Bei Manöververzicht: Lindner will Russland wieder in der G8-Staatengruppe aufnehmen

FDP-Chef Christian Lindner plädiert dafür, Russland wieder in die Gruppe der acht großen Industrienationen aufzunehmen: „Wenn Russland auf Militärmanöver verzichtet, die unsere osteuropäischen Partner bedrohen, wäre das ein Anlass, die G8-Staatengruppe wiederzubeleben, wenn auch anfangs nur als G7+1“.

Der FDP-Vorsitzende Christian Lindner plädiert dafür, Russland wieder in den Kreis der G8-Staaten aufzunehmen.

Im „Focus“ verlangte Lindner für mehr Dialogbereitschaft und Konsequenz in der Russlandpolitik: „Wenn Russland auf Militärmanöver verzichtet, die unsere osteuropäischen Partner bedrohen, wäre das ein Anlass, die G8-Staatengruppe wiederzubeleben, wenn auch anfangs nur als G7 + 1.“ Es sei besser, mit Putin zu sprechen als nur über ihn.

„Wir sollten Putin die Möglichkeit eröffnen, die Sackgasse der Eskalation zu verlassen“, sagte Lindner.

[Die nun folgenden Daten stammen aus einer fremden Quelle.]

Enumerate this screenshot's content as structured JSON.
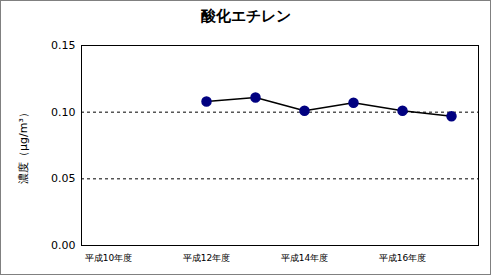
{
  "chart_data": {
    "type": "line",
    "title": "酸化エチレン",
    "y_label": "濃度（μg/m³）",
    "categories": [
      "平成10年度",
      null,
      "平成12年度",
      null,
      "平成14年度",
      null,
      "平成16年度",
      null
    ],
    "values": [
      null,
      null,
      0.108,
      0.111,
      0.101,
      0.107,
      0.101,
      0.097
    ],
    "color": "#000080",
    "marker": "circle",
    "ylim": [
      0,
      0.15
    ],
    "yticks": [
      {
        "value": 0,
        "label": "0.00"
      },
      {
        "value": 0.05,
        "label": "0.05"
      },
      {
        "value": 0.1,
        "label": "0.10"
      },
      {
        "value": 0.15,
        "label": "0.15"
      }
    ],
    "grid": true
  }
}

Der FDP-Chef forderte zugleich gegenüber Russland mehr Konsequenzen. „Wenn Russland weiter provoziert, dann muss auch der Bau der Nordstream-Pipeline gestoppt werden.“ Obendrein revidierte Lindner die atomare Abrüstungspolitik der FDP aus dem Jahr 2009.

Er sprach sich jetzt gegen den Abzug von US-Atomwaffen aus Deutschland aus. „Es wäre töricht, wenn wir unser Abschreckungspotenzial abräumen“, erklärte Lindner. Deutschland wäre dann schutzlos Erpressungen aus Moskau ausgeliefert. (dts)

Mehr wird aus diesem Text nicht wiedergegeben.